All Star Azul
A médica lhe explicou a gravidade de seu quadro. Não havia alternativa. Não era um candidato eleito para cirurgia. Seu coração pararia até o final da semana. A vida se esvairia como uma lata de tinta derramada na beira de um riacho, deixando um rastro que logo seria lavado por águas novas, pela corrente de uma existência maior que segue o fluxo. Só havia uma coisa à fazer e ele faria, naquela noite. Depois...bem, não haveria um depois.
Ela o esperava perto da pista de dança. Ele marcara com ela uma dança naquele baile de formatura que ela relutara tanto em ir. Mas ela fora, por ele. Ela não sabia à que horas ele chegaria, mas sabia que iria reconhecê-lo pelo smoking preto com tênis All Star Azul. Da música do Nando Reis que ouviram juntos tantas vezes nas madrugadas insones. Da virtualidade que estava prestes à se tornar realidade.
Não demorou muito para avistá-la, vestido rosa claro, olhando para a pista de dança. Esperando. Esperando por ele. Linda. Iluminada pelas estrelas de uma noite que adentrava o salão de festas. O vento brincava com seus cabelos. Era essa visão que ele iria guardar até o derradeiro final. Afinal, tudo sempre terminava um dia. Ninguém jamais saiu da vida vivo e ele não seria o primeiro.
Então ela o viu lhe sorrindo, indo em sua direção. Suas mãos começaram a suar frio e seu coração à palpitar. Ele estava ali mesmo, de verdade, virando realidade, em carne e osso. Com o All Star Azul.
Não havia necessidade de palavras. A música cobria qualquer falar. O silêncio dos lábios era bem distinto do barulho dos pensamentos. Uma profusão de sentidos, uma explosão de sentimentos, uma torrente de verdades que jamais seriam desveladas.
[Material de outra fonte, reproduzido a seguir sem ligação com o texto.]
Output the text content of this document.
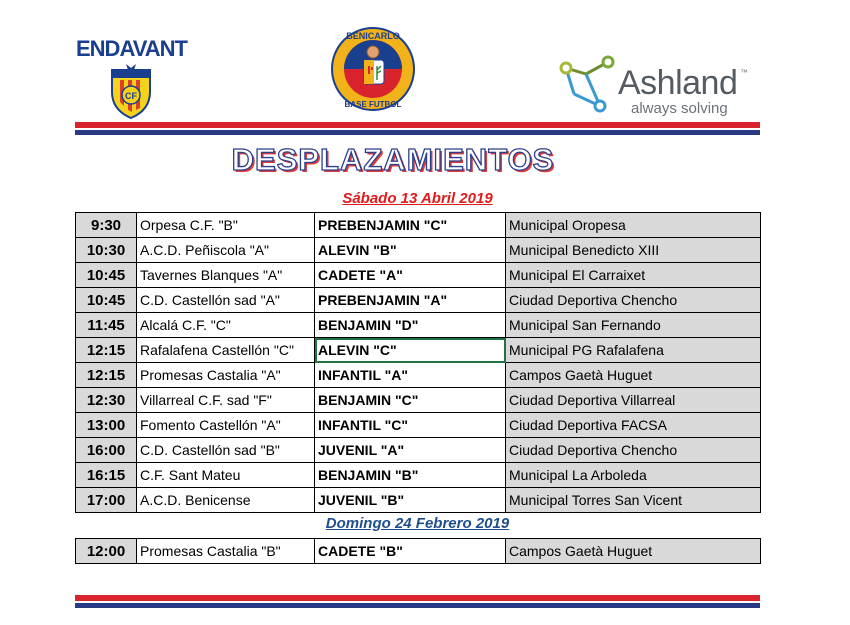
ENDAVANT
CF
BENICARLO
BASE FUTBOL
Ashland ™
always solving
DESPLAZAMIENTOS
Sábado 13 Abril 2019
9:30	Orpesa C.F. "B"	PREBENJAMIN "C"	Municipal Oropesa
10:30	A.C.D. Peñiscola "A"	ALEVIN "B"	Municipal Benedicto XIII
10:45	Tavernes Blanques "A"	CADETE "A"	Municipal El Carraixet
10:45	C.D. Castellón sad "A"	PREBENJAMIN "A"	Ciudad Deportiva Chencho
11:45	Alcalá C.F. "C"	BENJAMIN "D"	Municipal San Fernando
12:15	Rafalafena Castellón "C"	ALEVIN "C"	Municipal PG Rafalafena
12:15	Promesas Castalia "A"	INFANTIL "A"	Campos Gaetà Huguet
12:30	Villarreal C.F. sad "F"	BENJAMIN "C"	Ciudad Deportiva Villarreal
13:00	Fomento Castellón "A"	INFANTIL "C"	Ciudad Deportiva FACSA
16:00	C.D. Castellón sad "B"	JUVENIL "A"	Ciudad Deportiva Chencho
16:15	C.F. Sant Mateu	BENJAMIN "B"	Municipal La Arboleda
17:00	A.C.D. Benicense	JUVENIL "B"	Municipal Torres San Vicent
Domingo 24 Febrero 2019
12:00	Promesas Castalia "B"	CADETE "B"	Campos Gaetà Huguet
Ed Sheeran com "Thinking Out Loud" embalou a primeira vez que suas mãos se tocaram, quando ele lhe pegou pela cintura e a conduziu pelo salão. Passos cadenciados. O rosto dela colado ao seu ombro. A respiração dele em seu pescoço. O formigamento por todo o corpo, de ambos. As pessoas que fluíam pelo espaço simplesmente desapareceram. Naquele breve momento, naqueles 04 minutos e 36 segundos, só os dois existiam, trocando o calor de suas almas, experimentando o doce sabor fugaz de uma simples dança.
Terminada a música, se olharam, sorriram e se separaram. Ficou a vontade de um beijo, a ausência de um abraço, a prece por mais tempo. Mas como toda a efemeridade da vida, os momentos passam.
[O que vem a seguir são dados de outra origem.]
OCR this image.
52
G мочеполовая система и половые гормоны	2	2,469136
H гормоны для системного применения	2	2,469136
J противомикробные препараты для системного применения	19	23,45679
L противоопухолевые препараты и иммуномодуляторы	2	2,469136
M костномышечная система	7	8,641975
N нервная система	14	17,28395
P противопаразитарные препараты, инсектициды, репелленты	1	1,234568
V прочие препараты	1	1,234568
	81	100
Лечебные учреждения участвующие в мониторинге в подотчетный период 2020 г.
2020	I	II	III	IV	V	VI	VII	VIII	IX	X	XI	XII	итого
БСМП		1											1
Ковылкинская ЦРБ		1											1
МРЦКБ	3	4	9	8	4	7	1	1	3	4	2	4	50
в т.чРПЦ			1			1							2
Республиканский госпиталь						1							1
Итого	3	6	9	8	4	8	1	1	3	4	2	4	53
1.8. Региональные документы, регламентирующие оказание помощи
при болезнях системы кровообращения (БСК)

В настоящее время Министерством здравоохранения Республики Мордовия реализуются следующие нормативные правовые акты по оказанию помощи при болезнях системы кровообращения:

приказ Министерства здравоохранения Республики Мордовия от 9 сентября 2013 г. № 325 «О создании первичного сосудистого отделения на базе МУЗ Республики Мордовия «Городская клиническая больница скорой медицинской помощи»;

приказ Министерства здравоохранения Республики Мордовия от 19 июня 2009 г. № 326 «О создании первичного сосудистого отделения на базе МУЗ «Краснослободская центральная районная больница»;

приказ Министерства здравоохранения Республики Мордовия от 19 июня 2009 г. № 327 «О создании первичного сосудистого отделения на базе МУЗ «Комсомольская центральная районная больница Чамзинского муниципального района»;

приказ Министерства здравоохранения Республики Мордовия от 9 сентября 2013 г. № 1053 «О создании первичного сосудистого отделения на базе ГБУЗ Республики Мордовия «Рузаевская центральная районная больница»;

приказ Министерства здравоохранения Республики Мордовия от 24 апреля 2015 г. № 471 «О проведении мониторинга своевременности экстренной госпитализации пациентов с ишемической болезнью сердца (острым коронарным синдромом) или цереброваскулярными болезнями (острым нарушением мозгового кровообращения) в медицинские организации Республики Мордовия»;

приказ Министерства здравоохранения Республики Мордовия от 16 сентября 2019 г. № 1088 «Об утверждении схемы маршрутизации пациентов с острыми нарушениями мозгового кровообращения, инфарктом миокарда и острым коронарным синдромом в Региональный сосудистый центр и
Ele voltou para o hospital. Ela nunca soube de seu coração partido não pela falta de um amor. De sua despedida sem adeus, de sua finalização como reticência no script de uma história sem fim, perdida entre início e meio na escrivaninha da inspiração de algum romancista, embriagado por um vinho chileno.
E talvez tenha sido para ser assim mesmo, um coração que cansado de bater vai encontrar Morpheu num outro plano, com data de validade, sonhando quem sabe com uma segunda chance, um retorno, um reencontro em uma outra vida, melhor e com mais tempo.
Ela nunca soube.
Ele para sempre saberia.
Porque o amor, como a vida, nem sempre é justo e quase nunca é eterno.